Ganga Research Station is located in Mbam et Djerem National Park (MDNP) in Cameroon. The station was established in January 2016 by Dr. Ekwoge Abwe as part of a PhD dissertation project at Drexel University under the supervision of Dr. Katy Gonder. The station was founded with the goal of quantifying intra- and inter-site environmental and ecological variability and how these factors affect chimpanzee feeding and nesting behavior between chimpanzees found in ecotones (MDNP) versus primary rainforest (Ebo Forest), as these factors appear to correspond with promoting genetic diversity within P. t. ellioti.
At present, the station is permanently manned by rotating teams of local biomonitors, ecoguards, and senior biologists. Biomonitoring involves a variety of activities, including monthly monitoring of several transects, regular monitoring of high-activities areas (e.g., termite mounds, favored feeding sites) and reconnaissance surveys.
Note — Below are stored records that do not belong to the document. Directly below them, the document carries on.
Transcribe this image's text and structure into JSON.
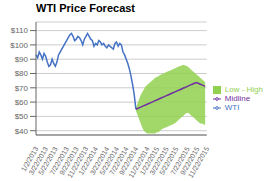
{
  "chart_data": {
    "type": "line",
    "title": "WTI Price Forecast",
    "categories": [
      "1/2/2013",
      null,
      null,
      null,
      null,
      null,
      "3/22/2013",
      null,
      null,
      null,
      null,
      null,
      "5/22/2013",
      null,
      null,
      null,
      null,
      null,
      null,
      "7/22/2013",
      null,
      null,
      null,
      null,
      null,
      "9/22/2013",
      null,
      null,
      null,
      null,
      null,
      "11/22/2013",
      null,
      null,
      null,
      null,
      null,
      "1/22/2014",
      null,
      null,
      null,
      null,
      null,
      null,
      "3/22/2014",
      null,
      null,
      null,
      null,
      null,
      "5/22/2014",
      null,
      null,
      null,
      null,
      null,
      "7/22/2014",
      null,
      null,
      null,
      null,
      null,
      "9/22/2014",
      null,
      null,
      null,
      null,
      null,
      null,
      "11/22/2014",
      null,
      null,
      null,
      null,
      null,
      "1/22/2015",
      null,
      null,
      null,
      null,
      null,
      "3/22/2015",
      null,
      null,
      null,
      null,
      null,
      "5/22/2015",
      null,
      null,
      null,
      null,
      null,
      null,
      "7/22/2015",
      null,
      null,
      null,
      null,
      null,
      "9/22/2015",
      null,
      null,
      null,
      null,
      null,
      "11/22/2015"
    ],
    "series": [
      {
        "name": "Low - High",
        "type": "band",
        "color": "#92d050",
        "low": [
          null,
          null,
          null,
          null,
          null,
          null,
          null,
          null,
          null,
          null,
          null,
          null,
          null,
          null,
          null,
          null,
          null,
          null,
          null,
          null,
          null,
          null,
          null,
          null,
          null,
          null,
          null,
          null,
          null,
          null,
          null,
          null,
          null,
          null,
          null,
          null,
          null,
          null,
          null,
          null,
          null,
          null,
          null,
          null,
          null,
          null,
          null,
          null,
          null,
          null,
          null,
          null,
          null,
          null,
          null,
          null,
          null,
          null,
          null,
          null,
          null,
          null,
          54,
          51,
          48,
          45,
          42,
          40,
          39,
          38,
          38,
          38,
          38,
          38,
          38,
          39,
          39,
          40,
          41,
          41.5,
          42,
          42.5,
          43,
          43.5,
          44,
          44.5,
          45,
          46,
          47,
          48,
          49,
          50,
          51,
          52,
          52.5,
          52,
          51,
          50,
          49,
          48,
          47,
          46,
          45,
          45,
          44.5,
          44,
          null
        ],
        "high": [
          null,
          null,
          null,
          null,
          null,
          null,
          null,
          null,
          null,
          null,
          null,
          null,
          null,
          null,
          null,
          null,
          null,
          null,
          null,
          null,
          null,
          null,
          null,
          null,
          null,
          null,
          null,
          null,
          null,
          null,
          null,
          null,
          null,
          null,
          null,
          null,
          null,
          null,
          null,
          null,
          null,
          null,
          null,
          null,
          null,
          null,
          null,
          null,
          null,
          null,
          null,
          null,
          null,
          null,
          null,
          null,
          null,
          null,
          null,
          null,
          null,
          null,
          56,
          59,
          62,
          65,
          67,
          69,
          71,
          72,
          73,
          74,
          75,
          76,
          77,
          77.5,
          78,
          79,
          79.5,
          80,
          80.5,
          81,
          81.5,
          82,
          82.5,
          83,
          83.5,
          84,
          84.5,
          85,
          85.5,
          86,
          86,
          85.5,
          85,
          84,
          83,
          82,
          81,
          80,
          79,
          78,
          77,
          76,
          75,
          74,
          null
        ]
      },
      {
        "name": "WTI",
        "type": "line",
        "color": "#4472c4",
        "values": [
          93,
          91,
          95,
          93,
          90,
          94,
          92,
          88,
          85,
          86,
          90,
          87,
          85,
          88,
          93,
          95,
          97,
          99,
          101,
          103,
          105,
          107,
          108,
          106,
          103,
          104,
          106,
          105,
          103,
          100,
          104,
          106,
          108,
          106,
          104,
          103,
          99,
          101,
          100,
          103,
          102,
          100,
          101,
          99,
          98,
          100,
          99,
          98,
          97,
          101,
          102,
          99,
          101,
          100,
          95,
          93,
          90,
          87,
          83,
          78,
          72,
          65,
          55,
          null,
          null,
          null,
          null,
          null,
          null,
          null,
          null,
          null,
          null,
          null,
          null,
          null,
          null,
          null,
          null,
          null,
          null,
          null,
          null,
          null,
          null,
          null,
          null,
          null,
          null,
          null,
          null,
          null,
          null,
          null,
          null,
          null,
          null,
          null,
          null,
          null,
          null,
          null,
          null,
          null,
          null,
          null,
          null
        ]
      },
      {
        "name": "Midline",
        "type": "line",
        "color": "#7030a0",
        "values": [
          null,
          null,
          null,
          null,
          null,
          null,
          null,
          null,
          null,
          null,
          null,
          null,
          null,
          null,
          null,
          null,
          null,
          null,
          null,
          null,
          null,
          null,
          null,
          null,
          null,
          null,
          null,
          null,
          null,
          null,
          null,
          null,
          null,
          null,
          null,
          null,
          null,
          null,
          null,
          null,
          null,
          null,
          null,
          null,
          null,
          null,
          null,
          null,
          null,
          null,
          null,
          null,
          null,
          null,
          null,
          null,
          null,
          null,
          null,
          null,
          null,
          null,
          55,
          55.5,
          56,
          56.5,
          57,
          57.5,
          58,
          58.5,
          59,
          59.5,
          60,
          60.5,
          61,
          61.5,
          62,
          62.5,
          63,
          63.5,
          64,
          64.5,
          65,
          65.5,
          66,
          66.5,
          67,
          67.5,
          68,
          68.5,
          69,
          69.5,
          70,
          70.5,
          71,
          71.5,
          72,
          72.5,
          73,
          73.5,
          73.5,
          73,
          72.5,
          72,
          71.5,
          71,
          null
        ]
      }
    ],
    "ylim": [
      37,
      116
    ],
    "yticks": [
      {
        "value": 40,
        "label": "$40"
      },
      {
        "value": 50,
        "label": "$50"
      },
      {
        "value": 60,
        "label": "$60"
      },
      {
        "value": 70,
        "label": "$70"
      },
      {
        "value": 80,
        "label": "$80"
      },
      {
        "value": 90,
        "label": "$90"
      },
      {
        "value": 100,
        "label": "$100"
      },
      {
        "value": 110,
        "label": "$110"
      }
    ],
    "grid": true,
    "legend": "right"
  }
}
MDNP (shorten and include)
MDNP was created in January 2000 as an environmental offset for the Chad-Cameroon Pipeline Project (Moynihan et al. 2004). MDNP harbors the greatest habitat diversity of any protected area in Cameroon (Maisels, 2009). It extends over 4,165 km2 (almost the size of the Grand Canyon), grading from closed-canopy lowland rainforest to the southeast, through a savanna-gallery forest mosaic in the center to open bush savannas in the north and northwest. The Djerem River is a major tributary of the Sanaga, and runs north to south through the park, lined by a broad band of riparian forest (Maisels 2005). This rich quilt of savanna, woodland and forest habitats are home to some of the planet’s most iconic wildlife: elephants, buffalo, warthog, red river hog, kob, bongos, hippopotamus, and 13 species of primates (Maisels 2000; Maisels et al. 2007; Nchanji and Fotso 2006).
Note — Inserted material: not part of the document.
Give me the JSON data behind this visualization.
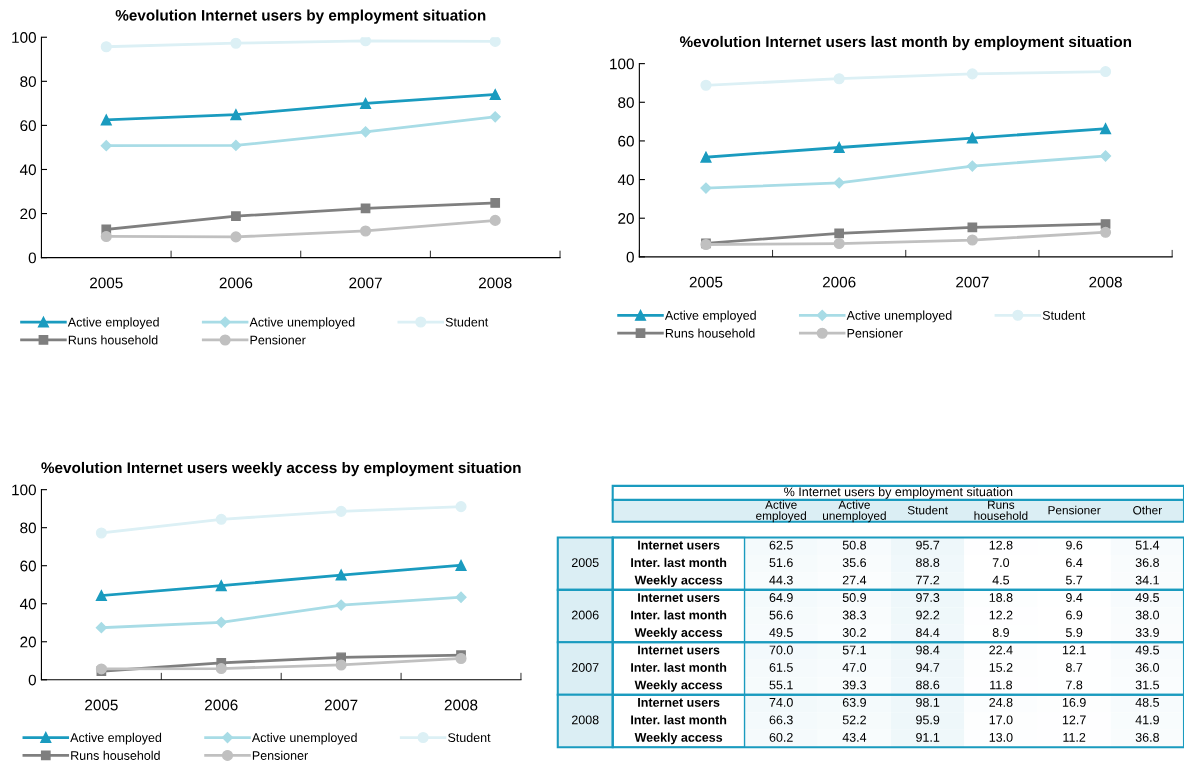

The Park is home to 500-1,000 chimpanzees (Kamgang et al. 2018; Morgan et al. 2011), although they are not evenly distributed across the park. Chimpanzee sightings and observations of nests are common near the Djerem at the Ganga Research Station for most of the year. Over the last decade, MDNP has transformed from a place where hunting signs, including gun shots, cartridges and snares were once commonly observed and into a place where chimpanzees and other rare wildlife are commonly heard and seen–and in the interior, especially at Ganga–chimpanzees show little fear of humans (Abwe, Kamgang and Gonder, pers. obs.) –a testament to the impact of effective conservation measures over the years
Increased attention to NC chimpanzees is vitally important for conserving the standing genetic, behavioral and cultural diversity of the species. Cameroon harbors two of the four chimpanzee subspecies, and it is where the two main branches of the chimpanzee evolutionary tree meet (Prado Martinez, Sudmant et al. 2013). P. t. troglodytes occurs south of the Sanaga River, while P. t. ellioti occurs north of the Sanaga in central Cameroon. MDNP is the only location where migrants are occasionally exchanged between the two branches of the tree. P. t. ellioti is further subdivided into two genetically- and behaviorally- distinctive populations (Abwe et al. 2019, 2020; Sesink Clee et al. 2015). One population is localized to mountainous forested areas of western Cameroon. The second population is found only in the ecotone region of central Cameroon — and it persists in the largest numbers at MDNP. Relatively little is known about the status of NC chimpanzees overall, which impairs effective conservation planning, especially in this ecotone region. These factors make MDNP an exceptionally important location for intensified conservation measures.